Os resultados da investigação corroboram concepções prévias comuns sobre o tema da corrupção. Os cidadãos que trabalham no serviço público, por exemplo, percebem mais a corrupção do que os que trabalham em empresas privadas. “Considerando que a definição mais usual da corrupção exprime a ideia de que o fenômeno é a própria apropriação de um bem público para fins privados, é de se esperar que os funcionários públicos estejam mais expostos a situações cotidianas em que prevalece a prática de corrupção”, afirma o cientista político. Pessoas mais jovens, escolarizadas e residentes em áreas urbanas também tendem a observar mais a corrupção. “Todas as estimativas de escolaridade são estatisticamente significantes. Aqueles que cursaram ou cursam ensino superior ou pós-graduação, por exemplo, possuem 55% a mais de chance de perceber a corrupção, se comparados aos com outros graus de escolaridade”, salienta Pedro Fraiha.

Juízo moral

O estudo destaca ainda a exposição midiática dos indivíduos a informações sobre casos e escândalos de corrupção, assim como sua difusão em redes de socialização. Com efeito, o entendimento é de que os que têm os meios de comunicação em alta conta de credibilidade tendem a apresentar forte percepção da corrupção – que pode até ser desproporcional à realidade.

Segundo Pedro Fraiha, a visibilidade e a vinculação de conteúdos na mídia têm impacto na formação da opinião pública, e o tema da corrupção carrega consigo um juízo moral muito forte. “Os conteúdos veiculados podem gerar efeitos sobre a percepção na medida em que constroem imagens que agregam valor aos atores da representação política e às instituições”, afirma o autor.
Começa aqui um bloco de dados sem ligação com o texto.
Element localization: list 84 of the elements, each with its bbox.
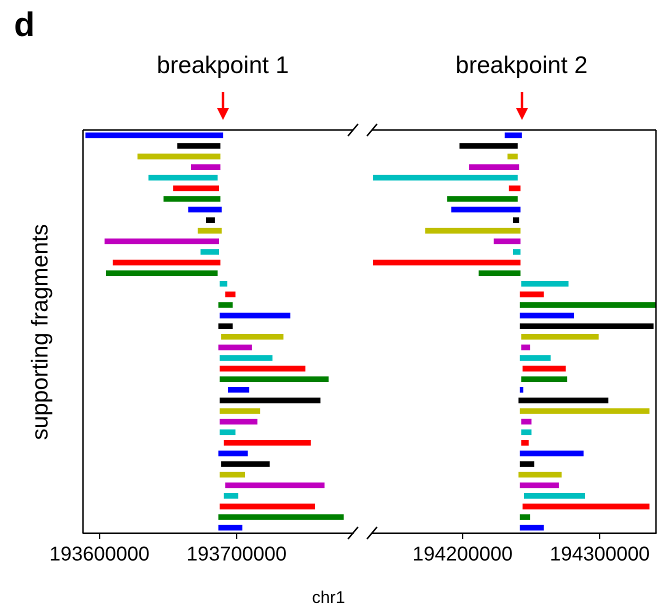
x-tick-label: 194300000 [550,544,650,566]
bar [522,504,650,510]
bar [85,132,224,138]
bar [137,154,220,160]
bar [447,196,518,202]
bar [518,398,608,404]
bar [225,482,325,488]
bar [220,376,329,382]
bar [524,493,585,499]
bar [164,196,220,202]
bar [220,504,315,510]
bar [521,376,568,382]
bar [221,334,284,340]
bar [228,387,250,393]
bar [459,143,518,149]
bar [521,429,532,436]
bar [512,249,521,255]
bar [508,186,521,192]
bar [373,260,521,266]
bar [520,312,574,318]
bar [451,206,521,212]
bar [206,217,215,223]
bar [520,450,584,456]
bar [469,164,520,170]
bar [520,355,551,361]
bar [520,292,544,298]
bar [520,482,559,488]
bar [218,302,233,308]
bar [494,238,521,244]
bar [112,260,220,266]
bar [104,238,220,244]
bar [220,366,306,372]
bar [220,355,272,361]
bar [522,366,566,372]
bar [224,440,311,446]
text: breakpoint 1 [156,52,289,80]
bar [425,228,521,234]
bar [512,217,520,223]
bar [521,344,530,350]
bar [188,206,222,212]
x-tick-label: 193600000 [49,544,150,566]
bar [148,174,218,181]
bar [218,323,233,330]
bar [520,524,544,531]
bar [220,398,320,404]
bar [521,334,599,340]
bar [520,302,656,308]
bar [218,450,248,456]
bar [173,186,220,192]
bar [504,132,522,138]
bar [521,440,529,446]
bar [220,280,228,287]
bar [520,323,654,330]
bar [478,270,521,276]
bar [507,154,518,160]
x-tick-label: 193700000 [186,544,287,566]
bar [225,292,236,298]
bar [520,461,534,467]
bar [106,270,218,276]
bar [520,514,530,520]
bar [221,461,270,467]
bar [220,429,236,436]
bar [373,174,518,181]
bar [521,280,569,287]
bar [220,408,260,414]
x-tick-label: 194200000 [412,544,513,566]
bar [220,312,290,318]
bar [218,344,252,350]
bar [218,514,344,520]
bar [518,472,562,478]
chart-title: d [14,6,35,45]
bar [520,408,650,414]
bar [220,418,258,424]
bar [224,493,238,499]
text: breakpoint 2 [455,52,588,80]
bar [198,228,222,234]
bar [190,164,220,170]
bar [177,143,220,149]
bar [218,524,242,531]
y-axis-title: supporting fragments [26,223,54,440]
bar [220,472,246,478]
bar [200,249,220,255]
bar [521,418,532,424]
x-axis-title: chr1 [312,588,346,608]
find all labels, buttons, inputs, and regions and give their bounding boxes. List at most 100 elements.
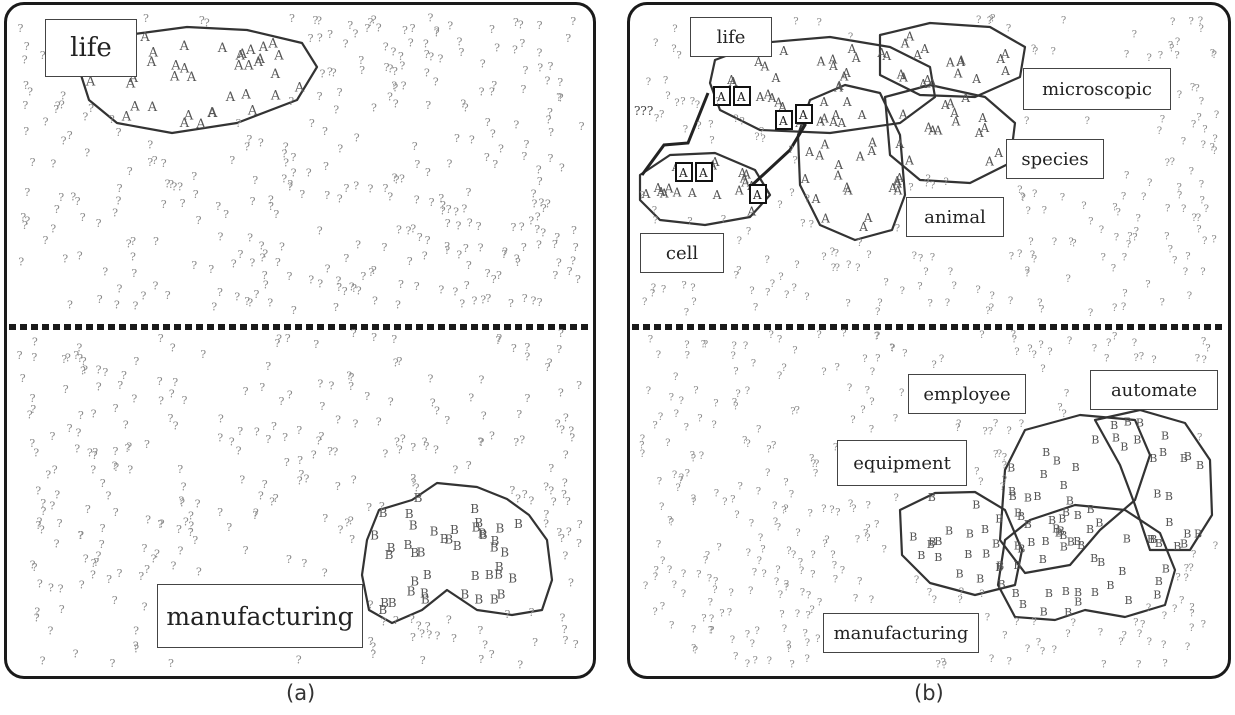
unknown-word-glyph: ?: [783, 478, 788, 489]
unknown-word-glyph: ?: [817, 597, 822, 608]
unknown-word-glyph: ?: [890, 344, 895, 355]
unknown-word-glyph: ?: [254, 425, 260, 438]
unknown-word-glyph: ?: [779, 610, 784, 621]
panel-a: AAAAAAAAAAAAAAAAAAAAAAAAAAAAAAAAAAAAAABB…: [4, 2, 596, 679]
unknown-word-glyph: ?: [414, 280, 420, 293]
cell-word-glyph: A: [739, 171, 749, 185]
unknown-word-glyph: ?: [1210, 49, 1215, 60]
unknown-word-glyph: ?: [1160, 114, 1165, 125]
unknown-word-glyph: ?: [912, 251, 917, 262]
unknown-word-glyph: ?: [857, 577, 862, 588]
unknown-word-glyph: ?: [502, 246, 508, 259]
unknown-word-glyph: ?: [681, 589, 686, 600]
unknown-word-glyph: ?: [957, 595, 962, 606]
unknown-word-glyph: ?: [1009, 252, 1014, 263]
unknown-word-glyph: ?: [1175, 37, 1180, 48]
unknown-word-glyph: ?: [1177, 190, 1182, 201]
unknown-word-glyph: ?: [336, 281, 342, 294]
manufacturing-word-glyph: B: [1091, 586, 1099, 599]
unknown-word-glyph: ?: [1172, 604, 1177, 615]
unknown-word-glyph: ?: [1139, 352, 1144, 363]
manufacturing-word-glyph: B: [1155, 575, 1163, 588]
life-word-glyph: A: [121, 110, 132, 125]
unknown-word-glyph: ?: [1040, 364, 1045, 375]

Nesse sentido, uma hipótese levantada pelo trabalho, e ainda não testada, sugere que a abordagem feita pela mídia faz a percepção do fenômeno superar a percepção de outros problemas sociais. “A alta exposição do assunto pode gerar proporções e dimensões que extrapolem relações causais, sobrepondo-se assim a problemas mais ou tão significativos”, diz o pesquisador, ao indicar nova frente de investigação.

Percepção e relevância

Em pesquisa de opinião realizada pelo Instituto de Pesquisa Econômica Aplicada (Ipea), em dezembro de 2012, os participantes chegaram a citar a corrupção como mais relevante que problemas como desemprego, educação, pobreza e desigualdade.

Além disso, Pedro Fraiha afirma que diferentes grupos socioeconômicos costumam se distinguir em suas demandas políticas. “É possível que indivíduos de estratos econômicos mais altos demandem prioritariamente o combate à corrupção, enquanto os mais pobres exijam políticas orientadas a aspectos relacionados a necessidades mais urgentes, como emprego, segurança e habitação”, completa o pesquisador do DCP.